Уловив мой взгляд, Черевач сказал:
— Ну что ж, я выложу вам все как на духу, а уж ваше дело судить, правду я говорю или подтасовываю факты. Освободился я тридцатого мая, а первого июня уже был в Соколове: приехал к Елене Герман, с нею три последних года переписывался. Познакомил нас Жора Рогачевский. С ним вместе и отбывал я последний срок, но Жора освободился раньше. Лены дома не оказалось, ездила, как я узнал потом, в деревню к матери. Тогда я отправился к Рогачевскому. Но того тоже не было дома. А его жена, когда узнала, из каких мест я прибыл, в буквальном смысле слова выгнала из квартиры. Я отправился бродить по городу и на улице случайно встретил Казимира Дивнеля. С ним последний раз мы виделись незадолго до моего третьего осуждения. Обрадовался я ему, конечно, — как-никак свой человек в чужом городе. Зашли в столовую, выпили по кружке пива. Казимир после того как по пьянке пырнул ножом человека, водки в рот не брал. Зарок себе дал. Уважаю твердых на слово людей! Там же, в столовой, Казимиру я рассказал о своих мытарствах в вашем городе. Дивнель предложил мне, если не повезет с жильем, чтобы ехал к нему. С гостиницей не повезло, не было мест, и я отправился вечером на автовокзал. Но автобус в сторону Новоселок уже ушел, и мне ничего не оставалось делать, как обосноваться в зале ожидания вокзала. Там меня и увидел Рогачевский. Я попросил его оказать содействие, найти транспорт, чтобы добраться к Казимиру. Он нашел такси. Когда подъехали к хутору Дивнеля, света в окнах его дома не было. Я попросил таксиста обождать меня, так как не был уверен, что Казимир уже вернулся из Соколова. Но дверь дома оказалась незапертой. Я шагнул через порог и наткнулся на что-то мягкое. Включил свет. У порога с раздробленным черепом лежал Казимир. Я, конечно, испугался и выскочил из дома...

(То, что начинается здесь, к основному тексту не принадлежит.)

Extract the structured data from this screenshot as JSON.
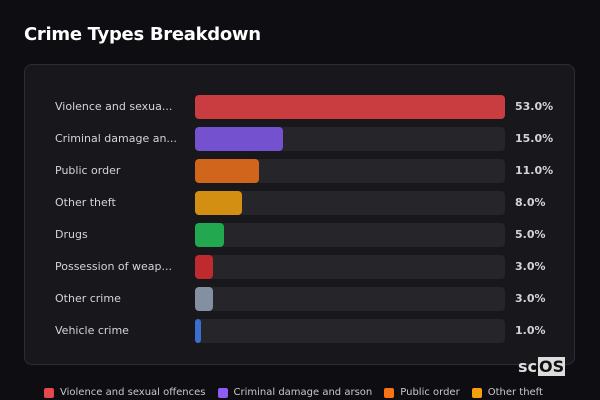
{
  "title": "Crime Types Breakdown",
  "logo": {
    "a": "sc",
    "b": "OS"
  },
  "chart_data": {
    "type": "bar",
    "orientation": "horizontal",
    "categories": [
      "Violence and sexua...",
      "Criminal damage an...",
      "Public order",
      "Other theft",
      "Drugs",
      "Possession of weap...",
      "Other crime",
      "Vehicle crime"
    ],
    "values": [
      53.0,
      15.0,
      11.0,
      8.0,
      5.0,
      3.0,
      3.0,
      1.0
    ],
    "value_labels": [
      "53.0%",
      "15.0%",
      "11.0%",
      "8.0%",
      "5.0%",
      "3.0%",
      "3.0%",
      "1.0%"
    ],
    "colors": [
      "#c93c40",
      "#7452cf",
      "#d0651b",
      "#d38f12",
      "#22a84f",
      "#be2a2d",
      "#8390a2",
      "#3a6fd0"
    ],
    "legend": [
      {
        "label": "Violence and sexual offences",
        "color": "#e5484d"
      },
      {
        "label": "Criminal damage and arson",
        "color": "#8b5cf6"
      },
      {
        "label": "Public order",
        "color": "#f97316"
      },
      {
        "label": "Other theft",
        "color": "#f5a00f"
      }
    ],
    "legend_position": "bottom"
  }
}
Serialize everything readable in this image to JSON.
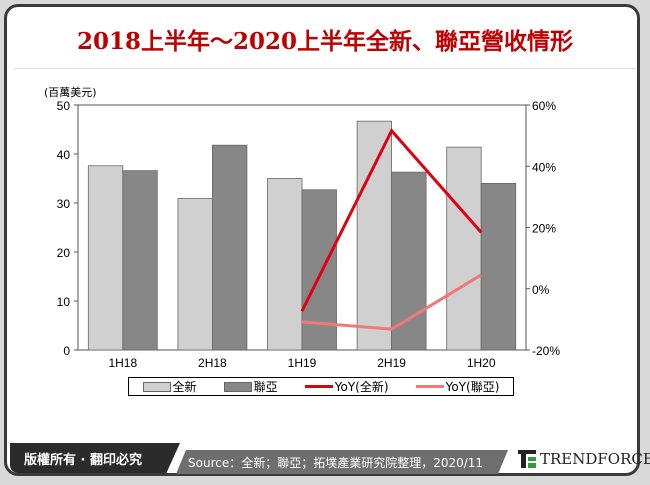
{
  "title": "2018上半年～2020上半年全新、聯亞營收情形",
  "footer": {
    "copyright": "版權所有 · 翻印必究",
    "source": "Source：全新；聯亞；拓墣產業研究院整理，2020/11",
    "logo_text": "TRENDFORCE"
  },
  "chart_data": {
    "type": "bar+line",
    "title": "",
    "ylabel": "(百萬美元)",
    "categories": [
      "1H18",
      "2H18",
      "1H19",
      "2H19",
      "1H20"
    ],
    "ylim": [
      0,
      50
    ],
    "yticks": [
      "0",
      "10",
      "20",
      "30",
      "40",
      "50"
    ],
    "y2lim": [
      -20,
      60
    ],
    "y2ticks": [
      "-20%",
      "0%",
      "20%",
      "40%",
      "60%"
    ],
    "grid": false,
    "legend_position": "bottom",
    "bar_series": [
      {
        "name": "全新",
        "color": "#d0d0d0",
        "values": [
          37.6,
          30.9,
          35.0,
          46.7,
          41.4
        ]
      },
      {
        "name": "聯亞",
        "color": "#878787",
        "values": [
          36.6,
          41.8,
          32.7,
          36.3,
          34.0
        ]
      }
    ],
    "line_series": [
      {
        "name": "YoY(全新)",
        "color": "#e00010",
        "values": [
          null,
          null,
          -7.3,
          51.6,
          18.4
        ]
      },
      {
        "name": "YoY(聯亞)",
        "color": "#f07878",
        "values": [
          null,
          null,
          -10.8,
          -13.2,
          4.5
        ]
      }
    ]
  }
}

Черевач замолчал, потом попросил у меня сигарету. Я протянул ему пачку «Гродно», думая над его словами. О допросах написано много умных статей, брошюр, диссертаций. В них все разложено по полочкам, как у хорошей хозяйки в буфете: здесь крупа, там соль, тут перец, а вот в этой баночке — горчица... Но еще никто толково не написал о главном — где в показаниях свидетелей, потерпевших, подозреваемых кончается правда и начинается ложь или наоборот; как и каким способом найти эту невидимую грань? Бывает, что закоренелый преступник правду расскажет скорее, чем иной свидетель. Общеизвестно, что труднее всего допрашивать человека, судьба которого зависит от его же собственных показаний, как, например, вот этого Черевача. Что это — тонко продуманный ход или же правда? Я спросил:
— Почему вы сразу не заявили об увиденном в доме Дивнеля? Ведь вы же утверждаете, что не причастны к этому преступлению!

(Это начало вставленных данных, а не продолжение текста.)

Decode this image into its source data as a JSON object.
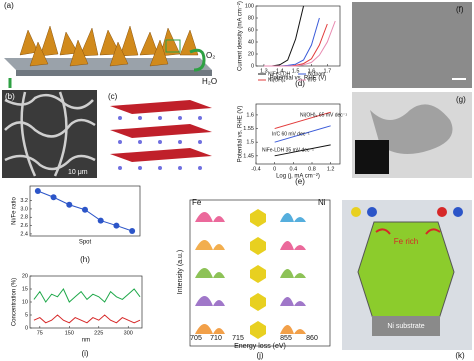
{
  "labels": {
    "a": "(a)",
    "b": "(b)",
    "c": "(c)",
    "f": "(f)",
    "g": "(g)",
    "o2": "O₂",
    "h2o": "H₂O",
    "scale_b": "10 μm",
    "fe": "Fe",
    "ni": "Ni",
    "j": "(j)",
    "j_x_label": "Energy loss (eV)",
    "j_y_label": "Intensity (a.u.)",
    "j_xticks": [
      705,
      710,
      715,
      855,
      860
    ],
    "k": "(k)",
    "fe_rich": "Fe rich",
    "ni_substrate": "Ni substrate"
  },
  "chart_data": [
    {
      "type": "line",
      "panel": "(d)",
      "x_label": "Potential vs. RHE (V)",
      "y_label": "Current density (mA cm⁻²)",
      "x": [
        1.3,
        1.35,
        1.4,
        1.45,
        1.5,
        1.55,
        1.6,
        1.65,
        1.7,
        1.75
      ],
      "series": [
        {
          "name": "NiFe-LDH",
          "color": "#111111",
          "values": [
            0,
            0,
            2,
            10,
            45,
            100,
            null,
            null,
            null,
            null
          ]
        },
        {
          "name": "Ni(OH)₂",
          "color": "#e23b3b",
          "values": [
            0,
            0,
            0,
            0,
            1,
            4,
            12,
            35,
            70,
            null
          ]
        },
        {
          "name": "Ni foam",
          "color": "#3b5bd9",
          "values": [
            0,
            0,
            0,
            1,
            3,
            10,
            35,
            80,
            null,
            null
          ]
        },
        {
          "name": "Ir/C",
          "color": "#e889b0",
          "values": [
            0,
            0,
            0,
            0,
            0,
            2,
            6,
            18,
            40,
            75
          ]
        }
      ],
      "xlim": [
        1.25,
        1.78
      ],
      "ylim": [
        0,
        100
      ],
      "xticks": [
        1.3,
        1.4,
        1.5,
        1.6,
        1.7
      ],
      "yticks": [
        0,
        20,
        40,
        60,
        80,
        100
      ]
    },
    {
      "type": "line",
      "panel": "(e)",
      "x_label": "Log (j, mA cm⁻²)",
      "y_label": "Potential vs. RHE (V)",
      "x": [
        0,
        1.2
      ],
      "series": [
        {
          "name": "Ni(OH)₂ 65 mV dec⁻¹",
          "color": "#e23b3b",
          "values": [
            1.55,
            1.61
          ]
        },
        {
          "name": "Ir/C 60 mV dec⁻¹",
          "color": "#3b5bd9",
          "values": [
            1.5,
            1.56
          ]
        },
        {
          "name": "NiFe-LDH 35 mV dec⁻¹",
          "color": "#111111",
          "values": [
            1.45,
            1.49
          ]
        }
      ],
      "xlim": [
        -0.4,
        1.4
      ],
      "ylim": [
        1.42,
        1.64
      ],
      "xticks": [
        -0.4,
        0,
        0.4,
        0.8,
        1.2
      ],
      "yticks": [
        1.45,
        1.5,
        1.55,
        1.6
      ]
    },
    {
      "type": "line",
      "panel": "(h)",
      "x_label": "Spot",
      "y_label": "Ni/Fe ratio",
      "markers": true,
      "x": [
        1,
        2,
        3,
        4,
        5,
        6,
        7
      ],
      "series": [
        {
          "color": "#2c55c8",
          "values": [
            3.43,
            3.28,
            3.1,
            2.98,
            2.72,
            2.6,
            2.47
          ]
        }
      ],
      "xlim": [
        0.5,
        7.5
      ],
      "ylim": [
        2.35,
        3.55
      ],
      "xticks": [],
      "yticks": [
        {
          "value": 2.4,
          "label": "2.4"
        },
        {
          "value": 2.6,
          "label": "2.6"
        },
        {
          "value": 2.8,
          "label": "2.8"
        },
        {
          "value": 3,
          "label": "3.0"
        },
        {
          "value": 3.2,
          "label": "3.2"
        }
      ]
    },
    {
      "type": "line",
      "panel": "(i)",
      "x_label": "nm",
      "y_label": "Concentration (%)",
      "x": [
        60,
        75,
        90,
        105,
        120,
        135,
        150,
        165,
        180,
        195,
        210,
        225,
        240,
        255,
        270,
        285,
        300,
        315,
        330
      ],
      "series": [
        {
          "color": "#1fa84a",
          "values": [
            11,
            14,
            10,
            13,
            12,
            15,
            10,
            12,
            14,
            11,
            13,
            12,
            10,
            14,
            12,
            11,
            13,
            15,
            12
          ]
        },
        {
          "color": "#d62828",
          "values": [
            3,
            4,
            2,
            3,
            5,
            3,
            2,
            4,
            3,
            2,
            4,
            3,
            5,
            3,
            2,
            4,
            3,
            2,
            3
          ]
        }
      ],
      "xlim": [
        50,
        335
      ],
      "ylim": [
        0,
        20
      ],
      "xticks": [
        75,
        150,
        225,
        300
      ],
      "yticks": [
        0,
        5,
        10,
        15,
        20
      ]
    }
  ]
}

— Откровенно говоря, не думал, что вы меня быстро нащупаете. И потом слишком уж у меня подмоченная репутация, чтобы сразу же не вцепились в мою персону, как в подозреваемого в убийстве...
Что ж, резонно. Я предугадывал такой ответ. Но вслух сказал другое:
— А вам не кажется, что слишком уж много случайностей произошло с вами в тот день: встреча с Дивнелем в городе, случай вас свел с Рогачевским. И еще одна, наиболее загадочная случайность — вы первым оказались на месте совершенного преступления! Как это понять?